With time, Dahlia began to babysit other kids at the hotel. Two or three years my junior, these kids already had big groups of friends and rarely wanted to spend time with me. I was fine just hanging out with Dahlia's mother instead. There were times, however, when neither Dahlia nor her mom was around, and it would only be Artie and me.

Artie spent each day dormant in bed. Every so often this would be interrupted by a phone call or a visit from someone who wanted to ask him questions. Artie seemed to know about a lot of things.

Artie didn't talk much, and when he did, it wasn't about himself. So it was a long time before I learned that the big canvases on the walls of the hotel, the ones with pictures of FBI agents, men dressed as girls, politicians and actors, were photographs that Artie had taken from the television.

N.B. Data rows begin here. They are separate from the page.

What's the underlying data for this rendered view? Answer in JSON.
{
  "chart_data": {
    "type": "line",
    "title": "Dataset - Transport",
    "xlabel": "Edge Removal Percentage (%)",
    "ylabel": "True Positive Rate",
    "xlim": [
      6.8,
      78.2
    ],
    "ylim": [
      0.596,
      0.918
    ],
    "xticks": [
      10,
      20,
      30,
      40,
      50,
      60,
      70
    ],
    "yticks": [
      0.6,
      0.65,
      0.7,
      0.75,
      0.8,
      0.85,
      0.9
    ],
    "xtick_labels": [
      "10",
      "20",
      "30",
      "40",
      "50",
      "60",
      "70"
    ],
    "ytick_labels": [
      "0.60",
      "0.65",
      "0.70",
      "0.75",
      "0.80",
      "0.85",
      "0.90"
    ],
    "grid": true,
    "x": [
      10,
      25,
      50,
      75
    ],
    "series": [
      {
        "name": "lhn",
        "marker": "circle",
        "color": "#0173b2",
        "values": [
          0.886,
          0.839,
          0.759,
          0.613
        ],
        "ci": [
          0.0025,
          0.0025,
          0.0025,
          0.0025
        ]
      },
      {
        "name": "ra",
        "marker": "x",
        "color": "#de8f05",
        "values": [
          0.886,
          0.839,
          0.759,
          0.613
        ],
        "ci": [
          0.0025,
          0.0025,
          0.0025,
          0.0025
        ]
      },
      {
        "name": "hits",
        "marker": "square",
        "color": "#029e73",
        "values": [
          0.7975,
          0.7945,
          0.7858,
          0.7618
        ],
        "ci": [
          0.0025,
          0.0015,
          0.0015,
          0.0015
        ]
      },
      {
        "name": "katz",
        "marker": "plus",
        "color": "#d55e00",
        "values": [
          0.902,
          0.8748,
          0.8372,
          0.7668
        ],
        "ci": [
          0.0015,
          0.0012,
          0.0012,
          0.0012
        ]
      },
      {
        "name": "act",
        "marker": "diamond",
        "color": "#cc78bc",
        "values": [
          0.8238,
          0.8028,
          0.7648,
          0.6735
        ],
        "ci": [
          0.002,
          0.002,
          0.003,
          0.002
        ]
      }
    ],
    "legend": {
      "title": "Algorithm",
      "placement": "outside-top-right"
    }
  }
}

But these were not my favorite of Artie's creations: at the very top of the hotel, suspended from the roof of the tenth floor, were large discs of clear, thin plastic. Infused into those circles were portraits that Artie had taken with his camera. The circles were three or four feet wide, hung from invisible wires, and were lit by multicolored spotlights. When Artie turned on the lights, the photographs would create shadows on the walls—shadows of the people in the portraits. As the discs rotated on their wires, the shadows would mix. Dwight
Eisenhower's face merged into Salvador Dalí's and Muhammad Ali's. For a few minutes, Dwight Dalí Ali was in the hotel.

Though it is true that Artie and I rarely spoke, he understood me. On those rare times when he left the apartment, often wearing a leather jacket and pajamas, he would, as he returned to his bed, toss me a pack of black licorice or a chocolate bar.